Absently she made a note to teach Sarchus that her efforts were appreciated but less than helpful and would probably piss people off more. But that could wait until she stopped internally laughing so hard at the ridiculous scene in front of her. Externally one hand pressed against her mouth as she struggled not to outright giggle at his predicament.
Rhaptor's words help to sober her. She wasn't sure what it would be like to screw up and then spend the rest of your life trying to fix things despite being treated like scum. She wasn't sure she could do so; if everyone acted like Naomi she'd probably give up and find something else to do to soothe her conscience. “You're trying though, and that's a lot more than most people would d- Sarchus, no, that was a joke!”
Clearly the Sailrage disagreed and had bent to grasp the tail of the original fish and paused with the piscine swaying lightly in the air near Rhaptor's ear. The gaze being sent her way was as close to puppy dog eyes as the generally ferocious-looking pokémon was capable of but Elena noted the way Sarchus' tailtip was twitching and dorsal sail quivered. “There's no blood in that fish, is there?” she asked, amused. And if Sarchus was bringing back food that meant she'd already eaten at least one herself.
He wasn't sure if he agreed with Elena's assessment that he'd been joking.

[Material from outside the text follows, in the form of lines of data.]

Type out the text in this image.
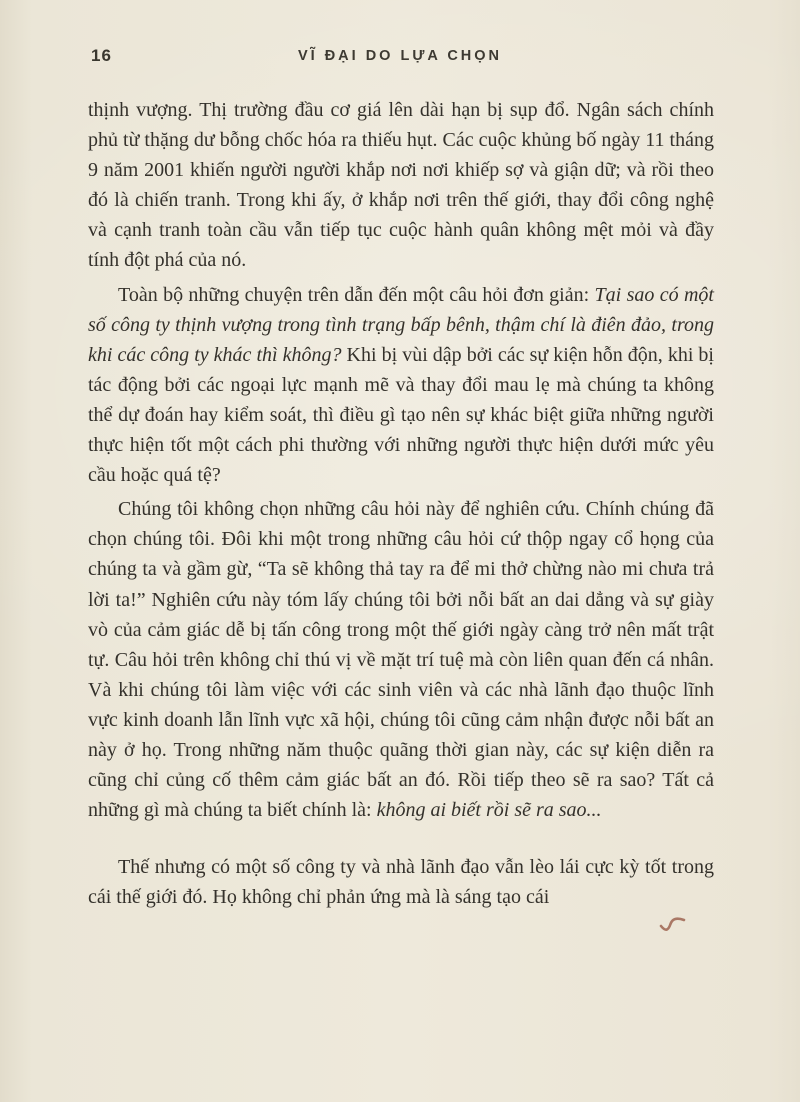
16	VĨ ĐẠI DO LỰA CHỌN

thịnh vượng. Thị trường đầu cơ giá lên dài hạn bị sụp đổ. Ngân sách chính phủ từ thặng dư bỗng chốc hóa ra thiếu hụt. Các cuộc khủng bố ngày 11 tháng 9 năm 2001 khiến người người khắp nơi nơi khiếp sợ và giận dữ; và rồi theo đó là chiến tranh. Trong khi ấy, ở khắp nơi trên thế giới, thay đổi công nghệ và cạnh tranh toàn cầu vẫn tiếp tục cuộc hành quân không mệt mỏi và đầy tính đột phá của nó.

Toàn bộ những chuyện trên dẫn đến một câu hỏi đơn giản: Tại sao có một số công ty thịnh vượng trong tình trạng bấp bênh, thậm chí là điên đảo, trong khi các công ty khác thì không? Khi bị vùi dập bởi các sự kiện hỗn độn, khi bị tác động bởi các ngoại lực mạnh mẽ và thay đổi mau lẹ mà chúng ta không thể dự đoán hay kiểm soát, thì điều gì tạo nên sự khác biệt giữa những người thực hiện tốt một cách phi thường với những người thực hiện dưới mức yêu cầu hoặc quá tệ?

Chúng tôi không chọn những câu hỏi này để nghiên cứu. Chính chúng đã chọn chúng tôi. Đôi khi một trong những câu hỏi cứ thộp ngay cổ họng của chúng ta và gầm gừ, “Ta sẽ không thả tay ra để mi thở chừng nào mi chưa trả lời ta!” Nghiên cứu này tóm lấy chúng tôi bởi nỗi bất an dai dẳng và sự giày vò của cảm giác dễ bị tấn công trong một thế giới ngày càng trở nên mất trật tự. Câu hỏi trên không chỉ thú vị về mặt trí tuệ mà còn liên quan đến cá nhân. Và khi chúng tôi làm việc với các sinh viên và các nhà lãnh đạo thuộc lĩnh vực kinh doanh lẫn lĩnh vực xã hội, chúng tôi cũng cảm nhận được nỗi bất an này ở họ. Trong những năm thuộc quãng thời gian này, các sự kiện diễn ra cũng chỉ củng cố thêm cảm giác bất an đó. Rồi tiếp theo sẽ ra sao? Tất cả những gì mà chúng ta biết chính là: không ai biết rồi sẽ ra sao...

Thế nhưng có một số công ty và nhà lãnh đạo vẫn lèo lái cực kỳ tốt trong cái thế giới đó. Họ không chỉ phản ứng mà là sáng tạo cái
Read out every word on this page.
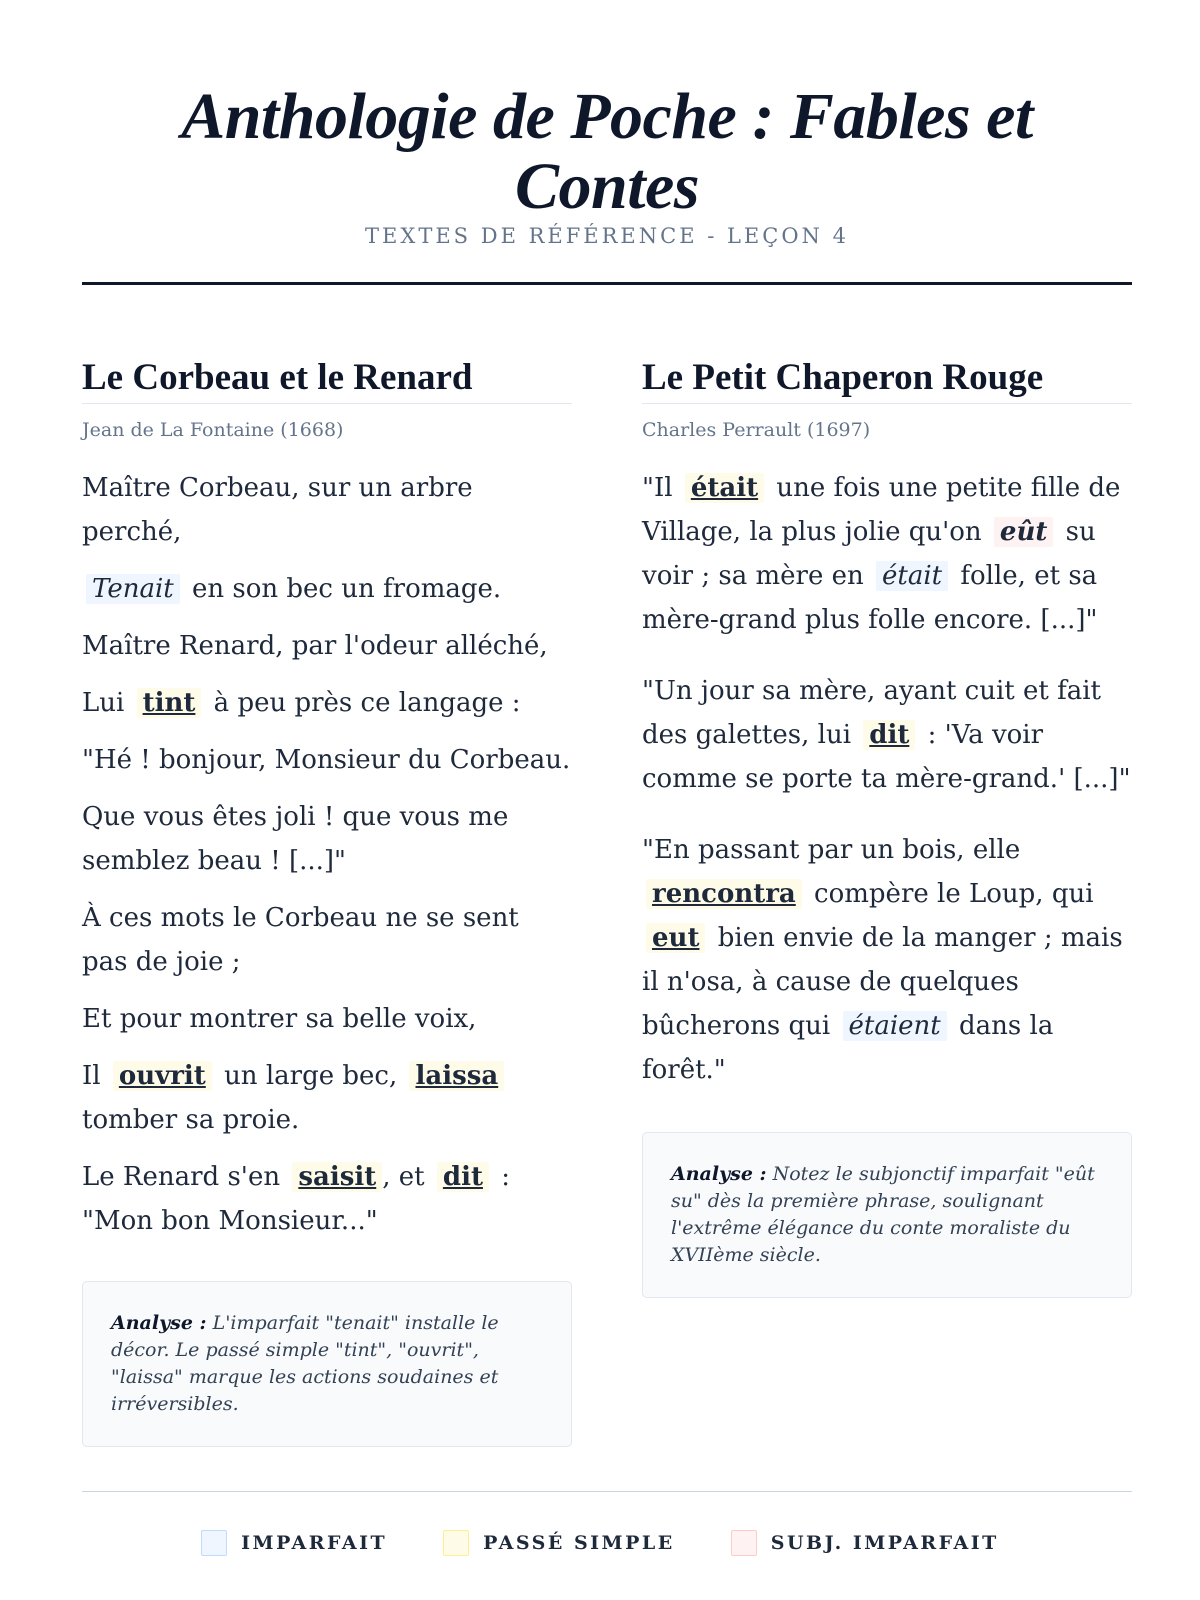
Anthologie de Poche : Fables et Contes
TEXTES DE RÉFÉRENCE - LEÇON 4
Le Corbeau et le Renard
Jean de La Fontaine (1668)

Maître Corbeau, sur un arbre perché,

Tenait en son bec un fromage.

Maître Renard, par l'odeur alléché,

Lui tint à peu près ce langage :

"Hé ! bonjour, Monsieur du Corbeau.

Que vous êtes joli ! que vous me semblez beau ! [...]"

À ces mots le Corbeau ne se sent pas de joie ;

Et pour montrer sa belle voix,

Il ouvrit un large bec, laissa tomber sa proie.

Le Renard s'en saisit , et dit : "Mon bon Monsieur..."

Analyse : L'imparfait "tenait" installe le décor. Le passé simple "tint", "ouvrit", "laissa" marque les actions soudaines et irréversibles.
Le Petit Chaperon Rouge
Charles Perrault (1697)

"Il était une fois une petite fille de Village, la plus jolie qu'on eût su voir ; sa mère en était folle, et sa mère-grand plus folle encore. [...]"

"Un jour sa mère, ayant cuit et fait des galettes, lui dit : 'Va voir comme se porte ta mère-grand.' [...]"

"En passant par un bois, elle rencontra compère le Loup, qui eut bien envie de la manger ; mais il n'osa, à cause de quelques bûcherons qui étaient dans la forêt."

Analyse : Notez le subjonctif imparfait "eût su" dès la première phrase, soulignant l'extrême élégance du conte moraliste du XVIIème siècle.
IMPARFAIT	PASSÉ SIMPLE	SUBJ. IMPARFAIT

He could certainly use a bit of a friendly punch telling him to knock it off - but maybe the antics between the two of them served as a less physical variant thereof. “…if it's any consolation, I promise the other gym leaders will stop raising such an awkward fuss about me,” he comments. “I didn't mean to drag you into this drama.” Was the situation defused? It was just his personal decision now, wasn't it? Naomi's claim about a pardon was shelved and implicitly labelled as an exaggeration, right?

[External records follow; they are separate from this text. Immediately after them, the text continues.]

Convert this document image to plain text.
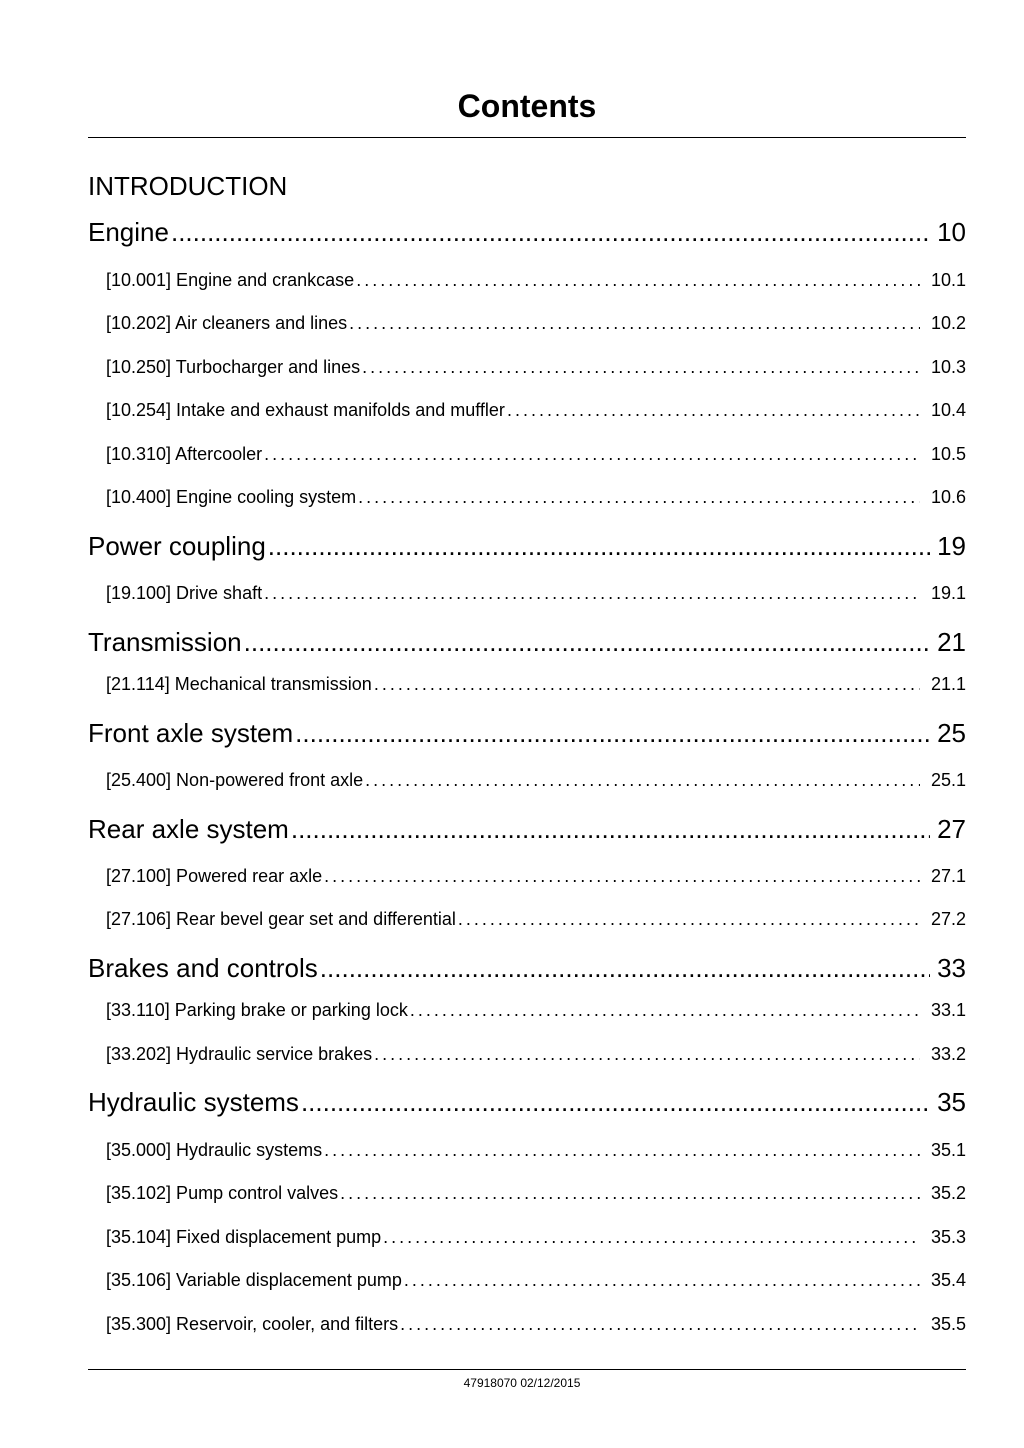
Contents
INTRODUCTION
Engine .....	10
[10.001] Engine and crankcase . . .	10.1
[10.202] Air cleaners and lines . . .	10.2
[10.250] Turbocharger and lines . . .	10.3
[10.254] Intake and exhaust manifolds and muffler . . .	10.4
[10.310] Aftercooler . . .	10.5
[10.400] Engine cooling system . . .	10.6
Power coupling .....	19
[19.100] Drive shaft . . .	19.1
Transmission .....	21
[21.114] Mechanical transmission . . .	21.1
Front axle system .....	25
[25.400] Non-powered front axle . . .	25.1
Rear axle system .....	27
[27.100] Powered rear axle . . .	27.1
[27.106] Rear bevel gear set and differential . . .	27.2
Brakes and controls .....	33
[33.110] Parking brake or parking lock . . .	33.1
[33.202] Hydraulic service brakes . . .	33.2
Hydraulic systems .....	35
[35.000] Hydraulic systems . . .	35.1
[35.102] Pump control valves . . .	35.2
[35.104] Fixed displacement pump . . .	35.3
[35.106] Variable displacement pump . . .	35.4
[35.300] Reservoir, cooler, and filters . . .	35.5
47918070 02/12/2015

It'd be lying to say it wasn't his fault, because apparently he did start it. “You didn't drag me into it,” Elena offered instead. “Miss Charna did, but… it's kind of hard to hate her for it when she was clearly only trying to look out for me. Can I declare nobody is in the wrong?” A smile crept across her face. “Unless you keep trying to teach Sarchus that 'hitting someone with a wet fish' isn't just a figure of speech, because then I have to train her not to show off her new 'trick' and I'll certainly blame you for that.”

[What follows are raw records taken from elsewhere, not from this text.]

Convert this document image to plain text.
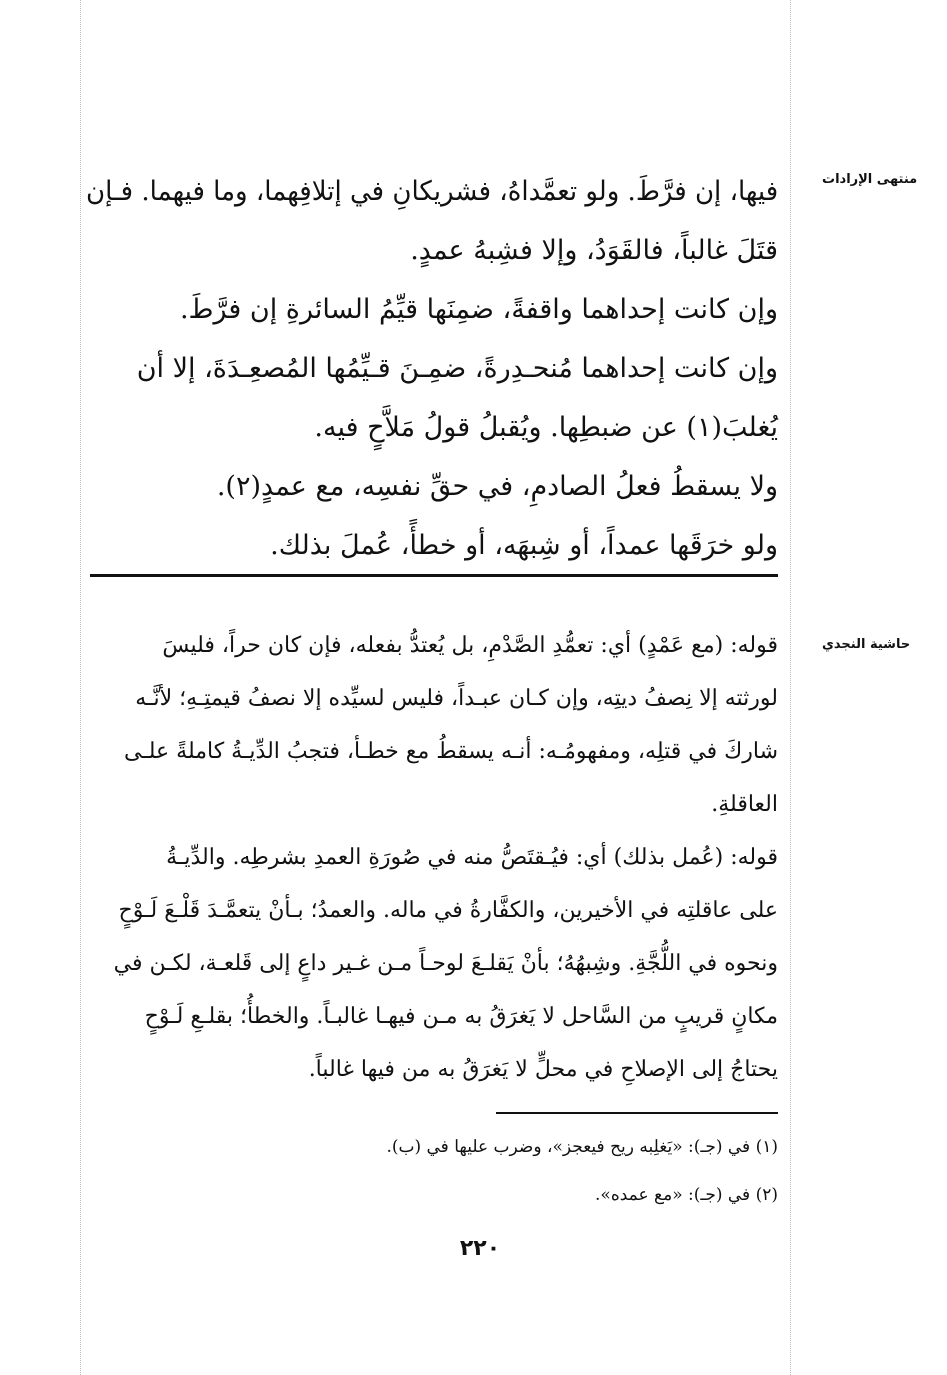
منتهى الإرادات
حاشية النجدي
فيها، إن فرَّطَ. ولو تعمَّداهُ، فشريكانِ في إتلافِهما، وما فيهما. فـإن
قتَلَ غالباً، فالقَوَدُ، وإلا فشِبهُ عمدٍ.
وإن كانت إحداهما واقفةً، ضمِنَها قيِّمُ السائرةِ إن فرَّطَ.
وإن كانت إحداهما مُنحـدِرةً، ضمِـنَ قـيِّمُها المُصعِـدَةَ، إلا أن
يُغلبَ(١) عن ضبطِها. ويُقبلُ قولُ مَلاَّحٍ فيه.
ولا يسقطُ فعلُ الصادمِ، في حقِّ نفسِه، مع عمدٍ(٢).
ولو خرَقَها عمداً، أو شِبهَه، أو خطأً، عُملَ بذلك.
قوله: (مع عَمْدٍ) أي: تعمُّدِ الصَّدْمِ، بل يُعتدُّ بفعله، فإن كان حراً، فليسَ
لورثته إلا نِصفُ ديتِه، وإن كـان عبـداً، فليس لسيِّده إلا نصفُ قيمتِـهِ؛ لأنَّـه
شاركَ في قتلِه، ومفهومُـه: أنـه يسقطُ مع خطـأ، فتجبُ الدِّيـةُ كاملةً علـى
العاقلةِ.
قوله: (عُمل بذلك) أي: فيُـقتَصُّ منه في صُورَةِ العمدِ بشرطِه. والدِّيـةُ
على عاقلتِه في الأخيرين، والكفَّارةُ في ماله. والعمدُ؛ بـأنْ يتعمَّـدَ قَلْـعَ لَـوْحٍ
ونحوه في اللُّجَّةِ. وشِبهُهُ؛ بأنْ يَقلـعَ لوحـاً مـن غـير داعٍ إلى قَلعـة، لكـن في
مكانٍ قريبٍ من السَّاحل لا يَغرَقُ به مـن فيهـا غالبـاً. والخطأُ؛ بقلـعِ لَـوْحٍ
يحتاجُ إلى الإصلاحِ في محلٍّ لا يَغرَقُ به من فيها غالباً.
(١) في (جـ): «يَغلِبه ريح فيعجز»، وضرب عليها في (ب).
(٢) في (جـ): «مع عمده».
٢٢٠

“Oh,” Dakarai comments, flatly, before tacking on a sarcastic but good-natured: “Gosh, you mean I might be personally responsible for the first misbehaving Blood-type pokémon, ever?” The type wasn't exactly known for being easy to handle. His tongue literally pokes against the inside of his right cheek for a moment, then he's slowly rolling himself against his left arm, eclipsing most of the light from the torch, only to sluggishly push to a stand.
The beam sways wildly for a short while as he brings the back of his left hand up to wipe the slime from the fish off his face. “That… wasn't cathartic at all,” he comments in black humour. “Maybe I should see if I can beat your Sailrage in a swimming contest; exhaustion is a pretty good cure for unwarranted whining - something about contrast.” It's not clear if he's serious about the suggestion, but chances are he's just joking around - trying to outlast a part-water-type pokémon in its native element was asking for trouble.
She looks at Sarchus. Sarchus looks back. A tailtip twitches. With a laugh Elena gestures and moments later has the dead fish dropped into her hands. “Go ahead, have fun. If you ask nicely she might even give you a head start,” she answers while grinning at the idea. “I'm going to find a nice rock and clean this. If Tanja's being nice enough to offer us a roof over our head, the least I can do is supply dinner.”